Chancellor Merkel takes up a new mantle
This archived article was written by: Alexander Holt
The Leader of the Free World has always been a title reserved for the President of the United States due to that position’s influence and power within western leadership. Today that title belongs to Chancellor Angela Merkel of Germany.
When former President Barrack Obama had the title, western countries throughout East Asia, Europe and the Americas looked toward the United States for leadership in times of crisis which is true of the 2008 global economic crisis, the Syrian refugee crisis, the War on Terror and natural disasters that plagued people throughout the world.
Today, President Donald Trump’s “America first” and anti-immigrant mentality left the west without a leader.

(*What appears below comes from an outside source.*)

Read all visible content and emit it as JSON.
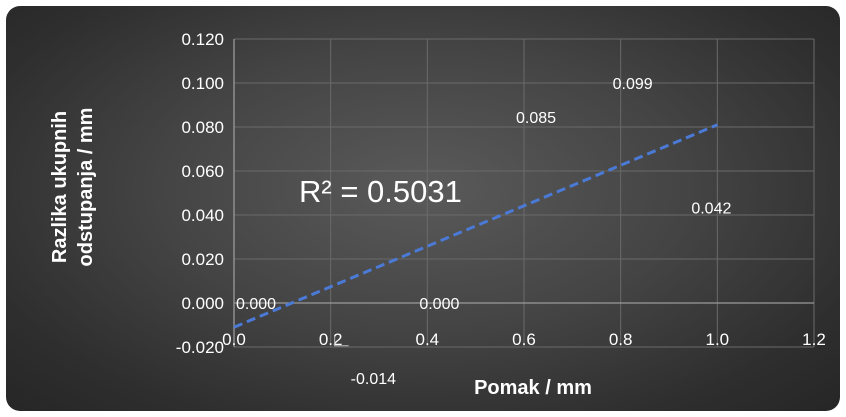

Some turned to the Ppresident’s proverbial counterpart, Prime Minister Justin Trudeau of Canada who many consider the face of progress.
However, it is Merkel who gets the title of Leader of the Free World as she helped push Germany into a global powerhouse. As the most powerful women in the world, Merkel has made Germany the de-facto leader of the European Union and the world’s fourth largest economy.

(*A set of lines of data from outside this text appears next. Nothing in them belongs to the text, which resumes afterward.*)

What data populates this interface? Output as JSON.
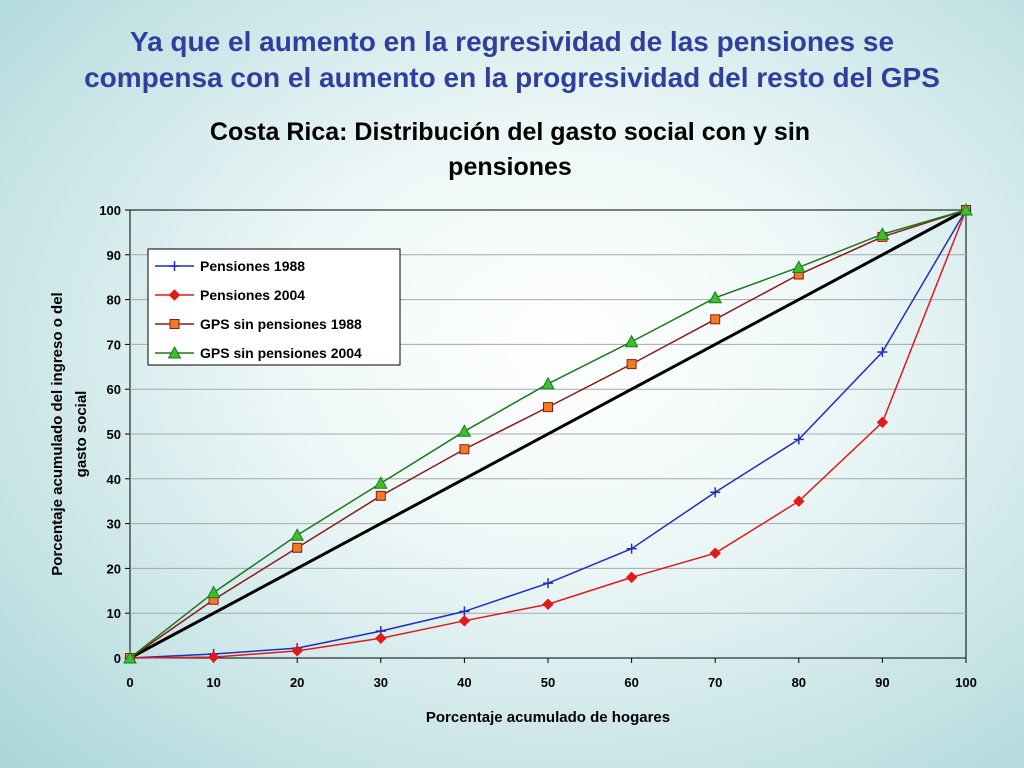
{
  "slide_title_line1": "Ya que el aumento en la regresividad de las pensiones se",
  "slide_title_line2": "compensa con el aumento en la progresividad del resto del GPS",
  "chart_data": {
    "type": "line",
    "title_line1": "Costa Rica: Distribución del gasto social con y sin",
    "title_line2": "pensiones",
    "xlabel": "Porcentaje acumulado de hogares",
    "ylabel_line1": "Porcentaje acumulado del ingreso o del",
    "ylabel_line2": "gasto social",
    "x": [
      0,
      10,
      20,
      30,
      40,
      50,
      60,
      70,
      80,
      90,
      100
    ],
    "xlim": [
      0,
      100
    ],
    "ylim": [
      0,
      100
    ],
    "xticks": [
      "0",
      "10",
      "20",
      "30",
      "40",
      "50",
      "60",
      "70",
      "80",
      "90",
      "100"
    ],
    "yticks": [
      "0",
      "10",
      "20",
      "30",
      "40",
      "50",
      "60",
      "70",
      "80",
      "90",
      "100"
    ],
    "grid": "horizontal",
    "legend_position": "top-left",
    "equality_line": {
      "points": [
        [
          0,
          0
        ],
        [
          100,
          100
        ]
      ],
      "color": "#000000"
    },
    "series": [
      {
        "name": "Pensiones 1988",
        "color": "#1f2fb8",
        "marker": "plus",
        "values": [
          0,
          0.9,
          2.2,
          6,
          10.4,
          16.7,
          24.4,
          37,
          48.8,
          68.3,
          100
        ]
      },
      {
        "name": "Pensiones 2004",
        "color": "#e01a1a",
        "marker": "diamond",
        "values": [
          0,
          0.2,
          1.6,
          4.4,
          8.3,
          12,
          18,
          23.4,
          35,
          52.6,
          100
        ]
      },
      {
        "name": "GPS sin pensiones 1988",
        "color": "#8b1a1a",
        "fill": "#f07b20",
        "marker": "square",
        "values": [
          0,
          13,
          24.6,
          36.2,
          46.6,
          56,
          65.6,
          75.6,
          85.6,
          94,
          100
        ]
      },
      {
        "name": "GPS sin pensiones 2004",
        "color": "#1a7a1a",
        "fill": "#3cbf2e",
        "marker": "triangle",
        "values": [
          0,
          14.6,
          27.4,
          39,
          50.6,
          61.2,
          70.6,
          80.4,
          87.2,
          94.6,
          100
        ]
      }
    ]
  }
}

Under Merkel, who became Chancellor in 2005, Germany has risen to the top of the political stage with its defiance against Russian aggression in Ukraine, its role in taking in Syrian refuges, sparking the Paris Agreement and pushing for a stronger, more united North Atlantic Treaty Organization.
Merkel has an impressive background, growing up in Soviet-dominated East Germany and later getting a Ph.D. in quantum chemistry before briefly participating in the 1989 German Revolution that reunified the country. Merkel has been in politics ever since and received numerous honors and awards, including the Presidential Medal of Freedom from Obama in 2011.
She rallied major Western powers like France, Brazil and the United Kingdom to build a post U.S. world which is more likely now than ever to happen, and this could create more challenges to the rising power.
With a more isolationist U.S., Germany will take center stage and work with other world powers to take over many of the U.S.’s roles, including as world police and arsenal of democracy.
While Germany itself is not yet equipped to take on these roles, Merkel’s leadership will pave the way for it to happen, especially with recent increases in the German Military.
Merkel will have to pave her way in the international community, or more specifically the United Nations and push Germany to become a permanent member of the security council, which the nation has already expressed a bid for along with Japan, India and Brazil.
One thing is for certain, with the growing number of populists in the world threating progressive democracies, Germany may be our last hope.